(Essa
é uma ficção. Qualquer semelhança com ocorrências reais é verossimilhança.)
Ariovaldo
teve três filhos. Todos bem criados, bem sucedidos e poderosos. Nenhum deles
tinha salário inferior a 20 salários mínimos. Algo por volta de 100 mil dólares
americanos por ano. E todos os três eram autoridades constituídas por lei.
Na
época que Ariovaldo entrou para a turma, ele era aposentado, tinha 63 anos e
recebia por volta de 35 mil dólares por ano.

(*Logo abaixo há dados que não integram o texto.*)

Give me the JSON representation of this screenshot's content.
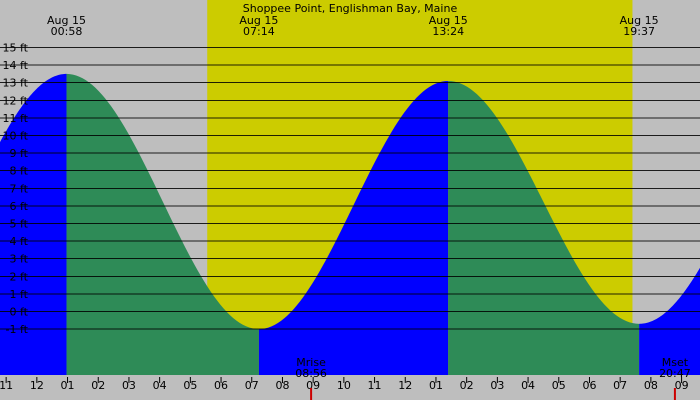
{
  "chart_data": {
    "type": "area",
    "title": "Shoppee Point, Englishman Bay, Maine",
    "y_unit": "ft",
    "ylim": [
      -2,
      15.5
    ],
    "y_ticks": [
      15,
      14,
      13,
      12,
      11,
      10,
      9,
      8,
      7,
      6,
      5,
      4,
      3,
      2,
      1,
      0,
      -1
    ],
    "y_tick_labels": [
      "15 ft",
      "14 ft",
      "13 ft",
      "12 ft",
      "11 ft",
      "10 ft",
      "9 ft",
      "8 ft",
      "7 ft",
      "6 ft",
      "5 ft",
      "4 ft",
      "3 ft",
      "2 ft",
      "1 ft",
      "0 ft",
      "-1 ft"
    ],
    "x_hour_range": [
      23.0,
      33.0
    ],
    "x_ticks": [
      23,
      24,
      25,
      26,
      27,
      28,
      29,
      30,
      31,
      32,
      33,
      34,
      35,
      36,
      37,
      38,
      39,
      40,
      41,
      42,
      43,
      44,
      45
    ],
    "x_tick_labels": [
      "11",
      "12",
      "01",
      "02",
      "03",
      "04",
      "05",
      "06",
      "07",
      "08",
      "09",
      "10",
      "11",
      "12",
      "01",
      "02",
      "03",
      "04",
      "05",
      "06",
      "07",
      "08",
      "09"
    ],
    "x_hour_domain": [
      22.8,
      45.6
    ],
    "daylight": {
      "sunrise_hour": 29.55,
      "sunset_hour": 43.4
    },
    "tides": [
      {
        "date_label": "Aug 15",
        "time_label": "00:58",
        "hour": 24.967,
        "height": 13.5,
        "kind": "high"
      },
      {
        "date_label": "Aug 15",
        "time_label": "07:14",
        "hour": 31.233,
        "height": -1.0,
        "kind": "low"
      },
      {
        "date_label": "Aug 15",
        "time_label": "13:24",
        "hour": 37.4,
        "height": 13.1,
        "kind": "high"
      },
      {
        "date_label": "Aug 15",
        "time_label": "19:37",
        "hour": 43.617,
        "height": -0.7,
        "kind": "low"
      }
    ],
    "moon_events": [
      {
        "label": "Mrise",
        "time_label": "08:56",
        "hour": 32.933
      },
      {
        "label": "Mset",
        "time_label": "20:47",
        "hour": 44.783
      }
    ],
    "colors": {
      "night": "#bebebe",
      "day": "#cccc00",
      "rising": "#0000ff",
      "falling": "#2e8b57",
      "grid": "#000000",
      "moon_tick": "#cc0000"
    }
  }
}
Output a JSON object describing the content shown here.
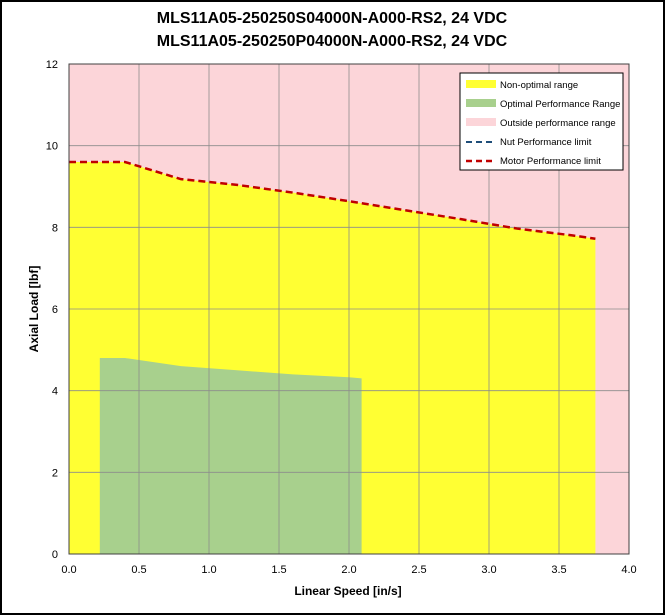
{
  "chart_data": {
    "type": "area",
    "title_lines": [
      "MLS11A05-250250S04000N-A000-RS2, 24 VDC",
      "MLS11A05-250250P04000N-A000-RS2, 24 VDC"
    ],
    "xlabel": "Linear Speed [in/s]",
    "ylabel": "Axial Load [lbf]",
    "xlim": [
      0,
      4
    ],
    "ylim": [
      0,
      12
    ],
    "x_ticks": [
      "0.0",
      "0.5",
      "1.0",
      "1.5",
      "2.0",
      "2.5",
      "3.0",
      "3.5",
      "4.0"
    ],
    "x_tick_values": [
      0,
      0.5,
      1,
      1.5,
      2,
      2.5,
      3,
      3.5,
      4
    ],
    "y_ticks": [
      "0",
      "2",
      "4",
      "6",
      "8",
      "10",
      "12"
    ],
    "y_tick_values": [
      0,
      2,
      4,
      6,
      8,
      10,
      12
    ],
    "grid": true,
    "legend_position": "top-right",
    "series": [
      {
        "name": "Non-optimal range",
        "kind": "area",
        "color": "#ffff33",
        "x": [
          0,
          0.4,
          0.8,
          1.2,
          1.6,
          2.0,
          2.4,
          2.8,
          3.2,
          3.6,
          3.76
        ],
        "y": [
          9.6,
          9.6,
          9.18,
          9.04,
          8.85,
          8.64,
          8.42,
          8.2,
          7.97,
          7.8,
          7.72
        ]
      },
      {
        "name": "Optimal Performance Range",
        "kind": "area",
        "color": "#a8d08d",
        "x": [
          0.22,
          0.4,
          0.8,
          1.2,
          1.6,
          2.0,
          2.09
        ],
        "y": [
          4.8,
          4.8,
          4.6,
          4.5,
          4.4,
          4.33,
          4.3
        ]
      },
      {
        "name": "Outside performance range",
        "kind": "background",
        "color": "#fcd5d9"
      },
      {
        "name": "Nut Performance limit",
        "kind": "dashed-line",
        "color": "#1f4e79"
      },
      {
        "name": "Motor Performance limit",
        "kind": "dashed-line",
        "color": "#c00000",
        "x": [
          0,
          0.4,
          0.8,
          1.2,
          1.6,
          2.0,
          2.4,
          2.8,
          3.2,
          3.6,
          3.76
        ],
        "y": [
          9.6,
          9.6,
          9.18,
          9.04,
          8.85,
          8.64,
          8.42,
          8.2,
          7.97,
          7.8,
          7.72
        ]
      }
    ]
  }
}
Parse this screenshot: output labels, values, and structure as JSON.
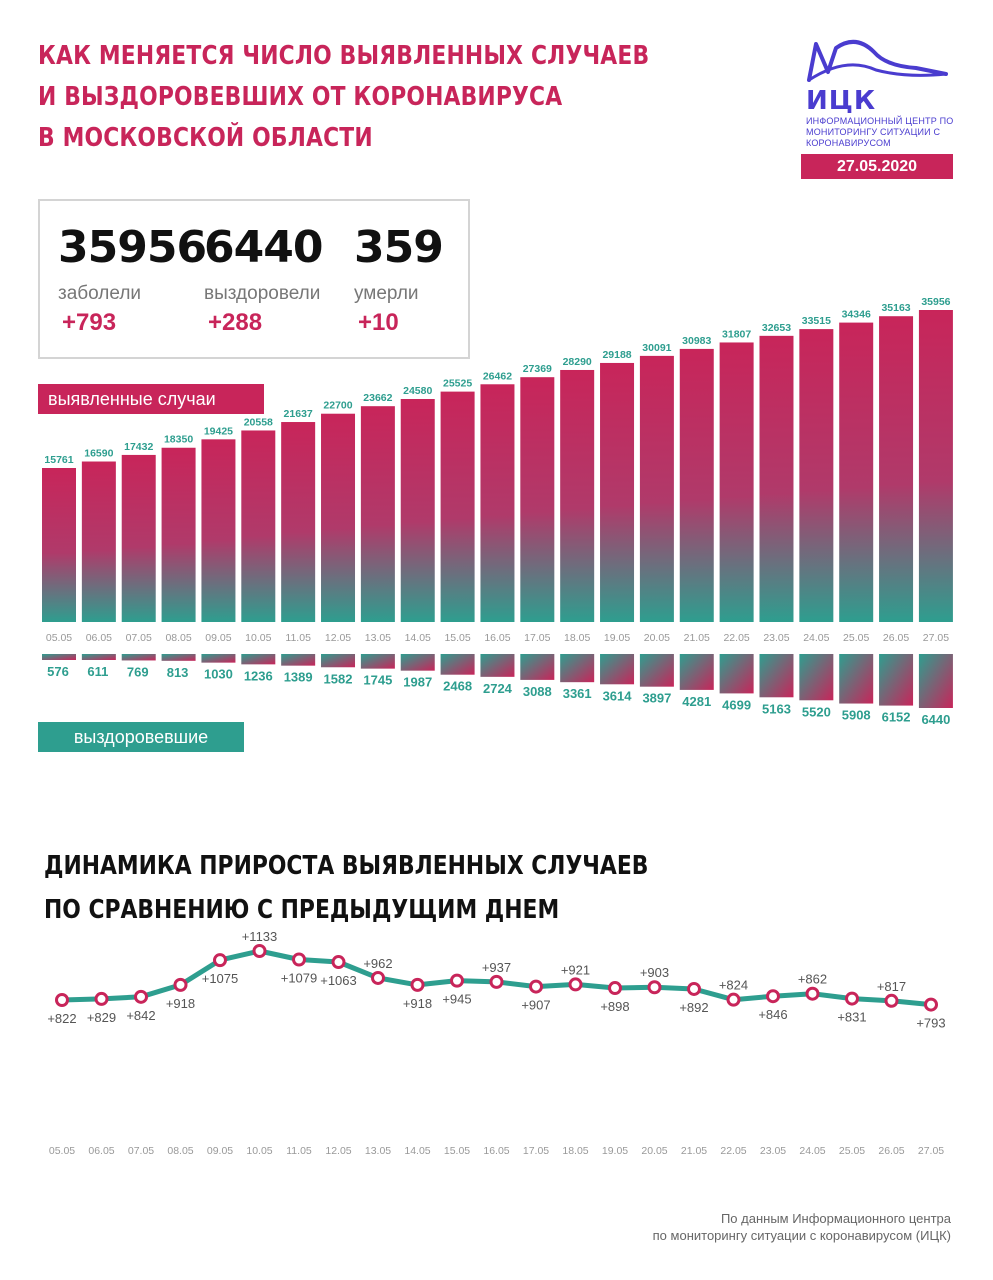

Mesmo assim, ele pagava pensão
alimentícia para o filho mais novo. Salvo erro de memória, na época esse filho
era promotor de justiça.
Ariovaldo
era uma vítima de Alienação Parental. Iludido, ele acreditava que se não
brigasse com os filhos, teria o amor deles. Ledo engano. Os filhos odiavam
aquele pai. A Síndrome da Alienação Parental (SAP) é, em princípio, instalada
para a vida toda do filho.
A
vida é engraçada. Ariovaldo conheceu uma divorciada. Mulher madura, que casou
tarde e fez todos os tratamentos disponíveis para engravidar. Não engravidou e
se divorciou do primeiro marido. Ele gostou dela e não queria ter outros
filhos. Casaram-se.
A
mulher de Ariovaldo, presumida estéril, engravidou. Aos 65 anos, Ariovaldo era
pai novamente. Foi muito bom. Ele tinha muito tempo. E havia muito amor nele.
Cuidava desse filho com muito carinho. Levava-o à escola, ao futebol, à aula de
inglês. Ensinava as tarefas de casa.
Um
dia chegou ao colégio desse filho mais novo muito abatido. A segunda mulher
dele estava com câncer. Os amigos compadeceram-se e disseram o óbvio: hoje há
muitos procedimentos capazes de tratar um câncer.
O
tempo passou. A mulher dele fez a cirurgia. E não se falou mais nisso. Com os
amigos, o assunto era o América, time do coração dele. Time ao qual serviu e
pelo qual morria de amor.
Mais
ou menos dois anos depois da cirurgia de câncer bem sucedida, o bem-humorado
Ariovaldo chega à roda de amigos visivelmente triste. A sogra dele havia
morrido. Ele gostava dela. Era uma velha simpática, solícita e instruída. Mas a
tristeza, desta vez, não contaminou os amigos.
Ao
contrário, viram-se risinhos mal disfarçados naquela roda de conversar.
Estranho? Não. Para os amigos não. Havia uma coisa que Ariovaldo não sabia. Com
a iminência de morte da mulher dele, um plano cruel foi posto em andamento.
Que
plano sinistro era esse?
A
mulher dele, Silvânia, estava preparando e instruindo a mãe dela e sogra de
Ariovaldo para, no caso dela vir a falecer, ela pediria a guarda do filho mais
novo de Ariovaldo. Tudo estava arrumado. Ariovaldo não poderia ficar com a
guarda do quarto filho.
Que
sina. Uma vítima de Alienação Parental seria vítima novamente. E o pior. Ele
nem sabia do que estava acontecendo.
Pois
é. Mas a morte veio em socorro daquele pai tão sofrido. E levou a sogra dele,
personagem central na macabra trama de Alienação Parental. Ao contrário do
iludido Ariovaldo, os amigos sabiam desse plano de pedido de guarda, por isso
não esconderam a felicidade quando ele disse que a sobra havia morrido.